What it means for you#

  • MLAs

    • You must include more detail in your conflict-of-interest filings about businesses owned through private or holding companies you control or your family controls, including both legal and operating (public/trade) names.
    • You may need to consider not only actual conflicts, but also the appearance of conflict, when carrying out your duties.
    • You may need to gather more information from any companies you or your family control to complete filings.
  • Families of MLAs

    • If you control a private or holding company connected to the MLA, details about businesses owned through that company will be included in the MLA’s disclosure.
    • This could reduce privacy around business interests linked to family-controlled companies.
  • Public and media

    • Public disclosures should be clearer, making it easier to identify links between MLAs and businesses, including where a business uses a different operating name than its legal name.
  • Conflict of Interest Commissioner/Legislative Assembly administration

    • You would likely receive, review, and publish more detailed information and may be asked to consider the “apparent conflict” standard when giving advice or assessing situations.

Expenses#

The bill may increase administrative costs, but no estimate is available.
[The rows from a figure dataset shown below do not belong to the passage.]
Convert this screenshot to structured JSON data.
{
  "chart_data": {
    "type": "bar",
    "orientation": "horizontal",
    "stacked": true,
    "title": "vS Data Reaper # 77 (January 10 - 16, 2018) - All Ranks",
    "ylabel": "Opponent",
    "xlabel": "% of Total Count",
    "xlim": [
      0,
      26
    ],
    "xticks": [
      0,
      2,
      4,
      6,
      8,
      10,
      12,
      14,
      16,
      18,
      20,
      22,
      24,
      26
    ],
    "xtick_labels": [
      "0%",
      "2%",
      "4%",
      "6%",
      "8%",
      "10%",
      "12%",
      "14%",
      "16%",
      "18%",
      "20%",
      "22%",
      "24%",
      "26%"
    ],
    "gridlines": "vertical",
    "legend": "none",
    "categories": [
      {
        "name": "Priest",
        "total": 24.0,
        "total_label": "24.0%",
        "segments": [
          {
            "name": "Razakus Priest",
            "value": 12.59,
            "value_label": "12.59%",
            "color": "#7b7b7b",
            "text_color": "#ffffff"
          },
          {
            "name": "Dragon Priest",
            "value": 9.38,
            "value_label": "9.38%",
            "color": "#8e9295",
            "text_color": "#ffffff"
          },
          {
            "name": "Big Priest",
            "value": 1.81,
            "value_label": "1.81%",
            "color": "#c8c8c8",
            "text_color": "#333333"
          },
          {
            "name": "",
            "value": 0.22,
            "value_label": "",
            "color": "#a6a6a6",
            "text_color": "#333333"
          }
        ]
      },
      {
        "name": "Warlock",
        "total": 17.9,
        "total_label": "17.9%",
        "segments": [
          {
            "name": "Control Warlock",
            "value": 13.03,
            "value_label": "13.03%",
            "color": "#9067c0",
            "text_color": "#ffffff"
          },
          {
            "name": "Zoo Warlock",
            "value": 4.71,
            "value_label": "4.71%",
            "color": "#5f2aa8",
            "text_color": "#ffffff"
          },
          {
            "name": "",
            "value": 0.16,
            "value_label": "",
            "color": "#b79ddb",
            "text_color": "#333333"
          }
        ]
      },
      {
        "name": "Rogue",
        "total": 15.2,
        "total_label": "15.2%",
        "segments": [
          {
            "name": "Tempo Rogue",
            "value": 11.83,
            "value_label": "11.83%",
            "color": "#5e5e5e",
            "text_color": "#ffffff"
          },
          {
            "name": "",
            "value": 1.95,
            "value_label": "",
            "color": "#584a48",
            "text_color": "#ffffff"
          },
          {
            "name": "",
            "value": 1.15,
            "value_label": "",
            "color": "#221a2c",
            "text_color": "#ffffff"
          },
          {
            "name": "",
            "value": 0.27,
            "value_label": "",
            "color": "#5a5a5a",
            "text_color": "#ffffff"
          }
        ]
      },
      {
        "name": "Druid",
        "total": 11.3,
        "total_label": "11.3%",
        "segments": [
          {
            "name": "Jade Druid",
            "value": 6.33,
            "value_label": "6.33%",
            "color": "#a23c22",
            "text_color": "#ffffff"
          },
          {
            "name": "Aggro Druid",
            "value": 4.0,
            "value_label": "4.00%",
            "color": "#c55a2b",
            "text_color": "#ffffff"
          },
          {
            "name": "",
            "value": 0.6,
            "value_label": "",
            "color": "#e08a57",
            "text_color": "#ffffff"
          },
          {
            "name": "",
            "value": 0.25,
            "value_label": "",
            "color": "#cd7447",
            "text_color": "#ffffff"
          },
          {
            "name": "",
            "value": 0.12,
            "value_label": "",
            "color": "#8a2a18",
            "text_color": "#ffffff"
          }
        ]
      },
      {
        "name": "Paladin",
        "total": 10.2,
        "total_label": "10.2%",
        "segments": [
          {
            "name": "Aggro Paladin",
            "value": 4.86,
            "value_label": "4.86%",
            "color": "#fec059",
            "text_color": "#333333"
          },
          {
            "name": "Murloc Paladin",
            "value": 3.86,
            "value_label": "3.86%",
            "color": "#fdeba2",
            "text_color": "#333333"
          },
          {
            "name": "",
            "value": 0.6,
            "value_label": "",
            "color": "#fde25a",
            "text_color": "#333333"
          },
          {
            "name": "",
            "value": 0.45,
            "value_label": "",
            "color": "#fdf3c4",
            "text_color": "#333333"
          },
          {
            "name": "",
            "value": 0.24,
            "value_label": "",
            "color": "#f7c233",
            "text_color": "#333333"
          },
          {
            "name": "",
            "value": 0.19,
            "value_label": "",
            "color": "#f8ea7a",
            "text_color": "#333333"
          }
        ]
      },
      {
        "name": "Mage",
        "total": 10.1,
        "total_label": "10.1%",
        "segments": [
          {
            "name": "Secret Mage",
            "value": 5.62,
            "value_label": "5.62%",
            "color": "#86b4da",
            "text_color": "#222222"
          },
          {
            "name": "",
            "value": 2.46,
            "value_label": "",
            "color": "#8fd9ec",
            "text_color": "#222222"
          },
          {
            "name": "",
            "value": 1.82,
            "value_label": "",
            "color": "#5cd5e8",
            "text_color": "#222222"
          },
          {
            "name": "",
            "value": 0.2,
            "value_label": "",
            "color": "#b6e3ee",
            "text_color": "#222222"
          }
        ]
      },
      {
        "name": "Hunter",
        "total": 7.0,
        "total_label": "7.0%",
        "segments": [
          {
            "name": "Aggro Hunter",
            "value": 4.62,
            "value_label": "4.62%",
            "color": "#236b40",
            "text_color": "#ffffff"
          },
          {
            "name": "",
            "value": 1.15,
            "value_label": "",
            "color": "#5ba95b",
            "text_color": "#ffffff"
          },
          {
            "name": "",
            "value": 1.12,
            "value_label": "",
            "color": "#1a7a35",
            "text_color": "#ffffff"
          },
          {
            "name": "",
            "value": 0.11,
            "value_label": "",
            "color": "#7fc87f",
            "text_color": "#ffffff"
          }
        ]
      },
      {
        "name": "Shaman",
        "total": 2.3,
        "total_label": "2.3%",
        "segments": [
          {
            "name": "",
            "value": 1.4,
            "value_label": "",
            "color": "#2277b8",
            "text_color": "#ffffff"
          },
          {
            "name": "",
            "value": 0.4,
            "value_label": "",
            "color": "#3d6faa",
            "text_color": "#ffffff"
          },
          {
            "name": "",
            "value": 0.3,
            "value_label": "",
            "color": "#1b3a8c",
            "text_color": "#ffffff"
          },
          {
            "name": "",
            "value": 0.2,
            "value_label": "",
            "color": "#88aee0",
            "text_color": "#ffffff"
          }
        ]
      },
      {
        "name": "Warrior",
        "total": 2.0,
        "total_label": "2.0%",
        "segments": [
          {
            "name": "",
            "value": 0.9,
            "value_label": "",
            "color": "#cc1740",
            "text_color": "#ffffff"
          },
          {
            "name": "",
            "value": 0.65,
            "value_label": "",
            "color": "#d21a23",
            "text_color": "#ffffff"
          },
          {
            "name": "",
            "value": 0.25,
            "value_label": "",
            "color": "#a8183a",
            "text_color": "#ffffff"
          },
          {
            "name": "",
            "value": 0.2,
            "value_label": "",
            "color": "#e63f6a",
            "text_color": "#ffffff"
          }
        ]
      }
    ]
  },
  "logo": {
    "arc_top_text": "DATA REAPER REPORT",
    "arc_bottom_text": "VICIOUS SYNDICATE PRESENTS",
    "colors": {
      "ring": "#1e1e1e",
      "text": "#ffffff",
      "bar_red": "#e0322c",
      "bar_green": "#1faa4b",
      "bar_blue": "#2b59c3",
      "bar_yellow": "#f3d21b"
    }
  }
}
  • Could add workload for the Conflict of Interest Commissioner’s office to collect, review, and publish more detailed disclosures.
  • May increase compliance time for MLAs (and affected family members) to compile detailed business information.
  • The bill does not create new fees or fines in the text provided.

Proponents' View#

  • The bill appears intended to improve transparency by requiring clearer disclosure of business interests held through private or holding companies, including operating (trade) names that the public recognizes.
  • Recognizing “apparent conflicts” could help protect public trust by addressing situations that look improper even if no actual conflict is proven.
  • A clear definition of “apparent conflict” may help MLAs and the Commissioner assess risk and take preventive steps (such as seeking advice or avoiding certain decisions).
  • More complete disclosures could make it easier for the public to understand potential overlaps between an MLA’s duties and private interests.

Opponents' View#

  • The “apparent conflict” standard is subjective and may be open to differing interpretations; the bill does not explain how it affects findings, penalties, or recusal rules under the Act.
  • This could lead to more complaints or inquiries based on perceptions, increasing time and resource demands on MLAs and the Commissioner’s office.
  • Requiring detailed disclosure of businesses owned through family-controlled companies may raise privacy concerns for family members and related businesses.
  • Compliance could be complex for MLAs with layered corporate structures or multiple operating names.
  • The amendment does not specify what counts as a “detailed description” or clarify in this text how “controlled by” and “family” are defined (these may be defined elsewhere in the Act).